Berbeda dengan Alex yang terlihat sumringah. Sejak tadi pria itu senyum-senyum sendiri seperti orang yang tidak waras. Membuat Angel mengernyitkan alis bingung.
''Kau baik-baik saja bukan?'' Angel memberanikan diri bertanya pada Alex.
Angel tau seperti apa watak Alexander. Pria itu memang dingin dan ketus. Tapi jika sedang bahagia, raut wajah nya akan berubah drastis. Seperti sekarang ini misal nya.
Alex mengangguk dan kembali menyantap sarapan pagi nya. ''Dimana istrimu? Kenapa dia belum turun?'' tanya nya kembali, seakan ingin memastikan sesuatu.
''Dia masih tidur,'' jawab Alex tanpa beban dan rasa bersalah sama sekali.
''Yang benar saja,'' cibir Angel. ''Jam segini belum bangun memang nya apa yang dia lakukan semalam.
''Melayaniku.''
''Apa?'' ucapan Alex berhasil membuat mata Angel melotot seketika, seakan ingin keluar dari tempatnya. "Tidak mungkin kan kalau mereka berdua sudah melakukan itu? Alex hanya mencintaiku, bagaimana bisa dia--"
Angel berusaha meyakinkan dirinya sendiri kalau yang dikatakan Alex tidak benar. Tapi semua nya terbukti saat Alana mendekat ke arah mereka dan duduk di depan nya.
"Selamat pagi semua nya," sapa Alana dengan senyuman manis yang terukir di bibir nya. Wajah cantik natural tanpa polesan make up tebal dan hanya menggunakan lip gloss bewarna pink muda.
Alex menahan tawa nya mati-matian sedangkan Angel menatap tajam ke arah Alana tanpa berkedip saat melihat beberapa ganda kepemilikan berada di leher wanita itu. "Jadi benar kalau semalam mereka berhubungan layak nya suami istri? Bagaimana bisa! Bukan kah pernikahan mereka hanya pura-pura."

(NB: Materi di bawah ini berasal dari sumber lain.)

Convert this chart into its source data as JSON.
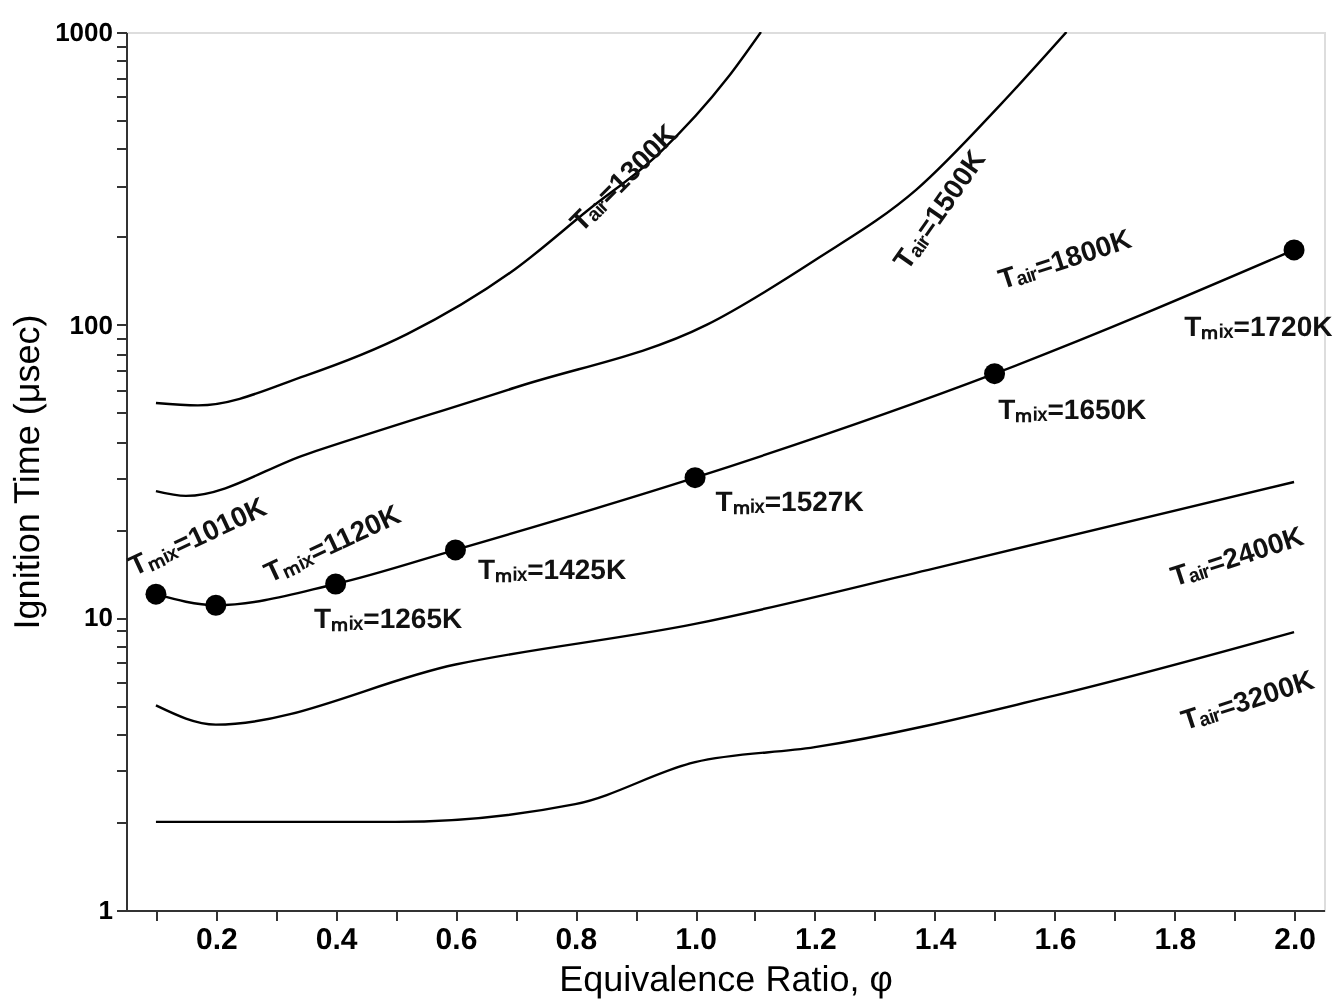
{
  "chart_data": {
    "type": "line",
    "xlabel": "Equivalence Ratio, φ",
    "ylabel": "Ignition Time (μsec)",
    "log": "y",
    "grid": false,
    "legend": false,
    "line_style": "solid",
    "xlim": [
      0.05,
      2.05
    ],
    "ylim": [
      1,
      1000
    ],
    "xticks": [
      {
        "value": 0.1,
        "label": null
      },
      0.2,
      {
        "value": 0.3,
        "label": null
      },
      0.4,
      {
        "value": 0.5,
        "label": null
      },
      0.6,
      {
        "value": 0.7,
        "label": null
      },
      0.8,
      {
        "value": 0.9,
        "label": null
      },
      {
        "value": 1.0,
        "label": "1.0"
      },
      {
        "value": 1.1,
        "label": null
      },
      1.2,
      {
        "value": 1.3,
        "label": null
      },
      1.4,
      {
        "value": 1.5,
        "label": null
      },
      1.6,
      {
        "value": 1.7,
        "label": null
      },
      1.8,
      {
        "value": 1.9,
        "label": null
      },
      {
        "value": 2.0,
        "label": "2.0"
      }
    ],
    "yticks": [
      1,
      {
        "value": 2,
        "label": null
      },
      {
        "value": 3,
        "label": null
      },
      {
        "value": 4,
        "label": null
      },
      {
        "value": 5,
        "label": null
      },
      {
        "value": 6,
        "label": null
      },
      {
        "value": 7,
        "label": null
      },
      {
        "value": 8,
        "label": null
      },
      {
        "value": 9,
        "label": null
      },
      10,
      {
        "value": 20,
        "label": null
      },
      {
        "value": 30,
        "label": null
      },
      {
        "value": 40,
        "label": null
      },
      {
        "value": 50,
        "label": null
      },
      {
        "value": 60,
        "label": null
      },
      {
        "value": 70,
        "label": null
      },
      {
        "value": 80,
        "label": null
      },
      {
        "value": 90,
        "label": null
      },
      100,
      {
        "value": 200,
        "label": null
      },
      {
        "value": 300,
        "label": null
      },
      {
        "value": 400,
        "label": null
      },
      {
        "value": 500,
        "label": null
      },
      {
        "value": 600,
        "label": null
      },
      {
        "value": 700,
        "label": null
      },
      {
        "value": 800,
        "label": null
      },
      {
        "value": 900,
        "label": null
      },
      1000
    ],
    "series": [
      {
        "name": "Tₐᵢᵣ=1300K",
        "color": "#000000",
        "marker": "none",
        "x": [
          0.1,
          0.17,
          0.35,
          0.52,
          0.7,
          0.82,
          0.94,
          1.055,
          1.11
        ],
        "values": [
          54,
          53,
          67,
          93,
          155,
          245,
          385,
          700,
          1000
        ]
      },
      {
        "name": "Tₐᵢᵣ=1500K",
        "color": "#000000",
        "marker": "none",
        "x": [
          0.1,
          0.15,
          0.35,
          0.7,
          1.02,
          1.2,
          1.37,
          1.51,
          1.62
        ],
        "values": [
          27,
          26,
          36,
          61,
          100,
          166,
          290,
          565,
          1000
        ]
      },
      {
        "name": "Tₐᵢᵣ=1800K",
        "color": "#000000",
        "marker": "circle",
        "x": [
          0.1,
          0.2,
          0.4,
          0.6,
          1.0,
          1.5,
          2.0
        ],
        "values": [
          12,
          11,
          13,
          17,
          30,
          68,
          180
        ]
      },
      {
        "name": "Tₐᵢᵣ=2400K",
        "color": "#000000",
        "marker": "none",
        "x": [
          0.1,
          0.2,
          0.6,
          1.0,
          1.4,
          2.0
        ],
        "values": [
          5.0,
          4.3,
          6.9,
          9.5,
          14.7,
          29
        ]
      },
      {
        "name": "Tₐᵢᵣ=3200K",
        "color": "#000000",
        "marker": "none",
        "x": [
          0.1,
          0.5,
          0.8,
          1.0,
          1.2,
          1.6,
          2.0
        ],
        "values": [
          2.0,
          2.0,
          2.3,
          3.2,
          3.6,
          5.4,
          8.9
        ]
      }
    ],
    "annotations": [
      {
        "text": "Tₘᵢₓ=1720K",
        "x": 2.0,
        "y": 180
      },
      {
        "text": "Tₘᵢₓ=1650K",
        "x": 1.5,
        "y": 68
      },
      {
        "text": "Tₘᵢₓ=1527K",
        "x": 1.0,
        "y": 30
      },
      {
        "text": "Tₘᵢₓ=1425K",
        "x": 0.6,
        "y": 17
      },
      {
        "text": "Tₘᵢₓ=1265K",
        "x": 0.4,
        "y": 13
      },
      {
        "text": "Tₘᵢₓ=1120K",
        "x": 0.2,
        "y": 11
      },
      {
        "text": "Tₘᵢₓ=1010K",
        "x": 0.1,
        "y": 12
      }
    ]
  }
}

"Mommy Alana kenapa di leher Mommy banyak merah-merah nya, apa semalam digigit nyamuk?" tanya Brian dengan begitu polos nya. Alana tersenyum kikuk dan mencoba menyembunyikan gugup nya.
"Ah iya sayang, semalam Mommy digigit nyamuk nakal kepala item," jawab Alana tanpa memotong tatapan nya ke arah Alex.
"Wah jangan-jangan nyamuk nya besar ya Mom?" ucap Brian dan membuat Alex tidak bisa menahan tawa nya lagi yang kini sukses membuat perut nya sakit.
Berbeda dengan Angel yang sejak tadi tak suka melihat kedekatan mereka bertiga dan memilih pergi dari sana. "Percuma aku datang dan tinggal disini kalau Alex tidak menganggap ku sama sekali," gerutu Angel kesal. "Aku harus bisa menggunakan Brian untuk merebut Alex dari wanita kampungan itu."